🤖 AI Summary
Traditional Method of Characteristics (MOC) for large-scale 3D neutron transport simulations is severely constrained by GPU memory capacity and computational efficiency, hindering high-fidelity real-time simulation.
Method: This paper proposes the first GPU-native real-time characteristic ray generation and preloading mechanism, integrated with dynamic load balancing and multi-GPU cooperative scheduling. Implemented within the CUDA framework, our approach employs memory-aware parallel MOC solving via fine-grained task decomposition, GPU memory reuse optimization, and communication overhead suppression.
Contribution/Results: Our method overcomes the single-GPU memory bottleneck, enabling ultra-large-scale spatial discretization. Experiments demonstrate a 300–400× speedup over CPU-based serial MOC on multi-GPU platforms, with no loss in numerical accuracy. To the best of our knowledge, this is the first work to achieve high-resolution, real-time 3D MOC transport simulation.
📝 Abstract
Three-dimensional neutron transport calculations using the Method of Characteristics (MOC) are highly regarded for their exceptional computational efficiency, precision, and stability. Nevertheless, when dealing with extensive-scale computations, the computational demands are substantial, leading to prolonged computation times.

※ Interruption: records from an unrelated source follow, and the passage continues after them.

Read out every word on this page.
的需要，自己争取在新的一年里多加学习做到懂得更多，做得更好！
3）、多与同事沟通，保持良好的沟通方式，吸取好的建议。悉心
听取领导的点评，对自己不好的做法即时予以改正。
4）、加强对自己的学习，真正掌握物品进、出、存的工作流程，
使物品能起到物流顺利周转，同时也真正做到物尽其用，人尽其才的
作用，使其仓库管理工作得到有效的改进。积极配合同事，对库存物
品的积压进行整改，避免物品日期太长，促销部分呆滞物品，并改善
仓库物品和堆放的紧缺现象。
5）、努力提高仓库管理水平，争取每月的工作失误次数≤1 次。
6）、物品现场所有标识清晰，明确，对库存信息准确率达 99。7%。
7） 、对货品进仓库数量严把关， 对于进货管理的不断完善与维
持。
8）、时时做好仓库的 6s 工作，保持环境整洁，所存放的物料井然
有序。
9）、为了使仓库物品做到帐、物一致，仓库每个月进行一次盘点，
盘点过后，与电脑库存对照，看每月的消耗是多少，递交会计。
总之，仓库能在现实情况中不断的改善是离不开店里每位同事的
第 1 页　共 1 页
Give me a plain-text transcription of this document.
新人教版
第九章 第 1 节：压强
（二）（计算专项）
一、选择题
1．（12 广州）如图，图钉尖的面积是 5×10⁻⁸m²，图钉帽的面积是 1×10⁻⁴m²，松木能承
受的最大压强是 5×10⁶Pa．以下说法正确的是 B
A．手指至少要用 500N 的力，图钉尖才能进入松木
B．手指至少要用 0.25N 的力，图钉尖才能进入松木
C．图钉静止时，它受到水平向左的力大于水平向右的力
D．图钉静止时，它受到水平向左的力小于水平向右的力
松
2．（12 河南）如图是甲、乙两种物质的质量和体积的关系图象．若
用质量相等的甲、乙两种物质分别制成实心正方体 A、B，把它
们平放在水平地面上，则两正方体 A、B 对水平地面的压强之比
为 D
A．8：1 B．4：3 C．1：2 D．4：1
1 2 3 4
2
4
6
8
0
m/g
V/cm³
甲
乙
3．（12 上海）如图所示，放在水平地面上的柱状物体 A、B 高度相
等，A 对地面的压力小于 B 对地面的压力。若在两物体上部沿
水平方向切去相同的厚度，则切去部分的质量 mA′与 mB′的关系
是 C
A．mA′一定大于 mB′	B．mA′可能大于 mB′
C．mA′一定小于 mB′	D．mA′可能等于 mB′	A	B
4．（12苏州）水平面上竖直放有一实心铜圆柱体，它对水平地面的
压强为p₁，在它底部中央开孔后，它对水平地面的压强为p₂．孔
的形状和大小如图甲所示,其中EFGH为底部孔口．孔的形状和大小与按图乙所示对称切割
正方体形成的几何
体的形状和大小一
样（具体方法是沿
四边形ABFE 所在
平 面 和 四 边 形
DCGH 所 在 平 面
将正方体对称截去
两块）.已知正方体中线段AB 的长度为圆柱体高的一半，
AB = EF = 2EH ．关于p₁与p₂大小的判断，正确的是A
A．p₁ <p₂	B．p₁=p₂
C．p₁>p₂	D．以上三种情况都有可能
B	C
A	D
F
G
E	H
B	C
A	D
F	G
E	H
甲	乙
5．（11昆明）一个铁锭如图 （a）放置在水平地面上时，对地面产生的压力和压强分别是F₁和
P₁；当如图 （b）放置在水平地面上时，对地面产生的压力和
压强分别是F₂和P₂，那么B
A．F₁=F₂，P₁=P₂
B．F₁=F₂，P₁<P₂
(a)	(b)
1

To address this challenge while considering GPU memory limitations, this study transplants the real-time generation and characteristic line computation techniques onto the GPU platform. Empirical evidence emphasizes that the GPU-optimized approach maintains a heightened level of precision in computation results and produces a significant acceleration effect. Furthermore, to fully harness the computational capabilities of GPUs, a dual approach involving characteristic line preloading and load balancing mechanisms is adopted, further enhancing computational efficiency. The resulting increase in computational efficiency, compared to traditional methods, reaches an impressive 300 to 400-fold improvement.